A reaction route map (RRM) constructed using the GRRM program is a collection of elementary reaction pathways, each of which comprises two equilibrium (EQ) geometries and one transition state (TS) geometry connected by an intrinsic reaction coordinate (IRC). An RRM can be mathematically represented by a graph with weights assigned to both vertices, corresponding to EQs, and edges, corresponding to TSs, representing the corresponding energies. In this study, we propose a method to extract topological descriptors of a weighted graph representing an RRM based on persistent homology (PH). The work of Mirth et al. [J. Chem.

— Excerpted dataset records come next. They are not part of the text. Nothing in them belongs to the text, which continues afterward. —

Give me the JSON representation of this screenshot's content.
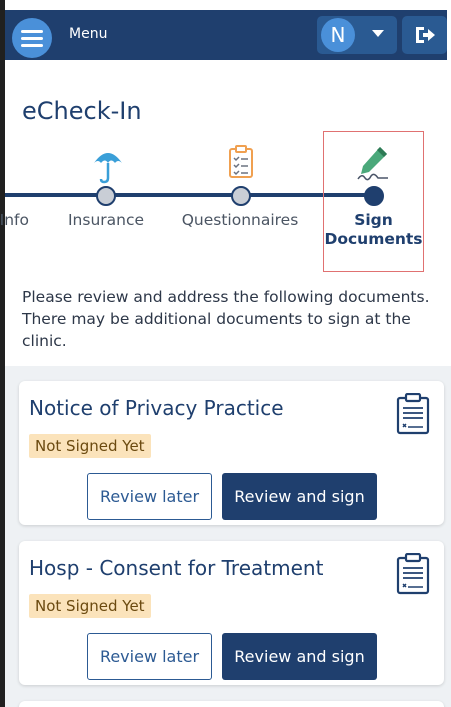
{
  "header": {
    "menu_label": "Menu",
    "user_initial": "N"
  },
  "page": {
    "title": "eCheck-In",
    "intro": "Please review and address the following documents. There may be additional documents to sign at the clinic."
  },
  "stepper": {
    "steps": [
      {
        "label": "Info",
        "state": "complete"
      },
      {
        "label": "Insurance",
        "state": "complete",
        "icon": "umbrella-icon"
      },
      {
        "label": "Questionnaires",
        "state": "complete",
        "icon": "clipboard-checklist-icon"
      },
      {
        "label": "Sign Documents",
        "state": "current",
        "icon": "pen-signature-icon"
      }
    ]
  },
  "documents": [
    {
      "title": "Notice of Privacy Practice",
      "status": "Not Signed Yet",
      "later_label": "Review later",
      "sign_label": "Review and sign",
      "icon": "clipboard-document-icon"
    },
    {
      "title": "Hosp - Consent for Treatment",
      "status": "Not Signed Yet",
      "later_label": "Review later",
      "sign_label": "Review and sign",
      "icon": "clipboard-document-icon"
    }
  ],
  "colors": {
    "navy": "#1f3f6e",
    "accent_blue": "#4a90d9",
    "badge_bg": "#fbe3bb",
    "highlight_border": "#e07171"
  }
}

Phys. 2021, 154, 114114], in which PH analysis was applied to the (3N-6)-dimensional potential energy surface of an N atomic system, is related to the present method, but our method is practically applicable to realistic molecular reactions. Numerical assessments revealed that our method can extract the same information as the method proposed by Mirth et al. for the 0-th and 1-st PHs, except for the death of the 1-st PH. In addition, the information obtained from the 0-th PH corresponds to the analysis using the disconnectivity graph. The results of this study suggest that the descriptors obtained using the proposed method accurately reflect the characteristics of the chemical reactions and/or physicochemical properties of the system.